Well, I’m happy to report that it looks like we were completely wrong. Not only could the device, which him and his team have worked on for years, pick up on the differences between the On/Off states of my DBS, but it even was able to recognize the slight changes between the adaptive and continuous settings.

The possible implications of this for the future of DBS are pretty profound. If I were running Medtronic or Boston Scientific or Abbvie I’d be knocking on Adam’s door post-haste. But, like all things, seeing is believing. So…

Coming back to the question posed above, it does lead me to think about clinical trials and all the ethics/IRB boards that often gum up the system and slow things down for patients like myself. They claim to act on the behalf of patients like me, yet employ none of us on their committees.
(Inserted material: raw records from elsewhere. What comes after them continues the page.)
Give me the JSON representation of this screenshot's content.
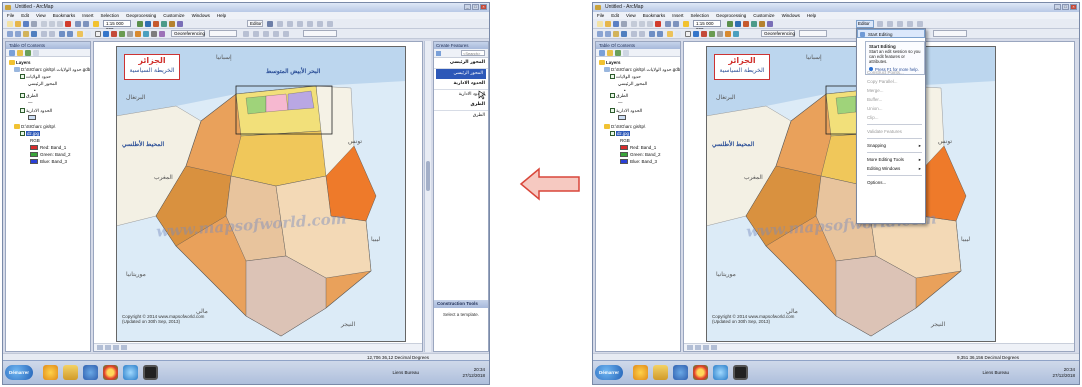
{
  "app": {
    "title": "Untitled - ArcMap",
    "menu": [
      "File",
      "Edit",
      "View",
      "Bookmarks",
      "Insert",
      "Selection",
      "Geoprocessing",
      "Customize",
      "Windows",
      "Help"
    ],
    "scale": "1:15 000 000",
    "editor_label": "Editor",
    "georef_label": "Georeferencing"
  },
  "toc": {
    "title": "Table Of Contents",
    "root": "Layers",
    "gdb": "D:\\SIG\\arc gis\\tp\\ حدود الولايات.gdb",
    "layer_roads": "حدود الولايات",
    "item_main": "المحور الرئيسي",
    "item_secondary": "الطرق",
    "item_admin": "الحدود الادارية",
    "raster_folder": "D:\\SIG\\arc gis\\tp\\",
    "raster_name": "dz.jpg",
    "rgb": "RGB",
    "bands": [
      {
        "label": "Red:   Band_1",
        "color": "#d92b2b"
      },
      {
        "label": "Green: Band_2",
        "color": "#3aa53a"
      },
      {
        "label": "Blue:  Band_3",
        "color": "#2a3fd6"
      }
    ]
  },
  "map": {
    "title_ar": "الجزائر",
    "subtitle_ar": "الخريطة السياسية",
    "sea_label": "البحر الأبيض المتوسط",
    "ocean_label": "المحيط الأطلسي",
    "spain_label": "إسبانيا",
    "portugal_label": "البرتغال",
    "morocco_label": "المغرب",
    "tunisia_label": "تونس",
    "libya_label": "ليبيا",
    "mali_label": "مالي",
    "niger_label": "النيجر",
    "mauritania_label": "موريتانيا",
    "watermark": "www.mapsofworld.com",
    "copyright_line1": "Copyright © 2014 www.mapsofworld.com",
    "copyright_line2": "(Updated on 30th Sep, 2013)"
  },
  "left": {
    "status": "12,706  36,12 Decimal Degrees"
  },
  "right": {
    "status": "9,351  36,156 Decimal Degrees",
    "editor_menu": {
      "items": [
        {
          "label": "Start Editing",
          "state": "highlight"
        },
        {
          "label": "Stop Editing",
          "state": "dim"
        },
        {
          "label": "Save Edits",
          "state": "dim"
        },
        {
          "label": "Move...",
          "state": "dim"
        },
        {
          "label": "Split...",
          "state": "dim"
        },
        {
          "label": "Construct Points...",
          "state": "dim"
        },
        {
          "label": "Copy Parallel...",
          "state": "dim"
        },
        {
          "label": "Merge...",
          "state": "dim"
        },
        {
          "label": "Buffer...",
          "state": "dim"
        },
        {
          "label": "Union...",
          "state": "dim"
        },
        {
          "label": "Clip...",
          "state": "dim"
        },
        {
          "label": "Validate Features",
          "state": "dim"
        },
        {
          "label": "Snapping",
          "state": "sub"
        },
        {
          "label": "More Editing Tools",
          "state": "sub"
        },
        {
          "label": "Editing Windows",
          "state": "sub"
        },
        {
          "label": "Options...",
          "state": "normal"
        }
      ],
      "tooltip_title": "Start Editing",
      "tooltip_text": "Start an edit session so you can edit features or attributes.",
      "tooltip_help": "Press F1 for more help."
    }
  },
  "create_features": {
    "title": "Create Features",
    "search_placeholder": "<Search>",
    "items": [
      {
        "label": "المحور الرئيسي",
        "kind": "group"
      },
      {
        "label": "المحور الرئيسي",
        "kind": "selected"
      },
      {
        "label": "الحدود الادارية",
        "kind": "group"
      },
      {
        "label": "الحدود الادارية",
        "kind": "normal"
      },
      {
        "label": "الطرق",
        "kind": "group"
      },
      {
        "label": "الطرق",
        "kind": "normal"
      }
    ],
    "construction_tools": "Construction Tools",
    "select_template": "Select a template."
  },
  "taskbar": {
    "start_label": "Démarrer",
    "lang_label": "Liens  Bureau",
    "time": "20:34",
    "date": "27/12/2018"
  },
  "colors": {
    "selection": "#2d58b8",
    "arrow_fill": "#f6c9c1",
    "arrow_stroke": "#d9463a"
  }
}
How much more good could we be doing today, if from time to time, after an intervention is deemed relatively safe, they stepped aside and just let people try things?

There is a lot more that I could say here and a ton of other such provocative questions to ask, but my Apple Watch just alerted me that just writing this column is increasing my heart rate, time to stop what I’m doing and stare off into the void, I guess?

For those wondering where the title for this post came from, I cannot recommend strongly enough picking up a copy of Samuel Taylor Coleridge’s The Rime of the Ancient Mariner. Particularly the version illustrated by Gustave Dore above…

Or for those so inclined, listen to this interpretation from Iron Maiden…

Shout outs as well to all the dreamers at Camp Shomria. Had I never gone there, and met Adam’s older brother Eric over 20 years ago, none of the above would have ever happened. Chazak Ve’ematz.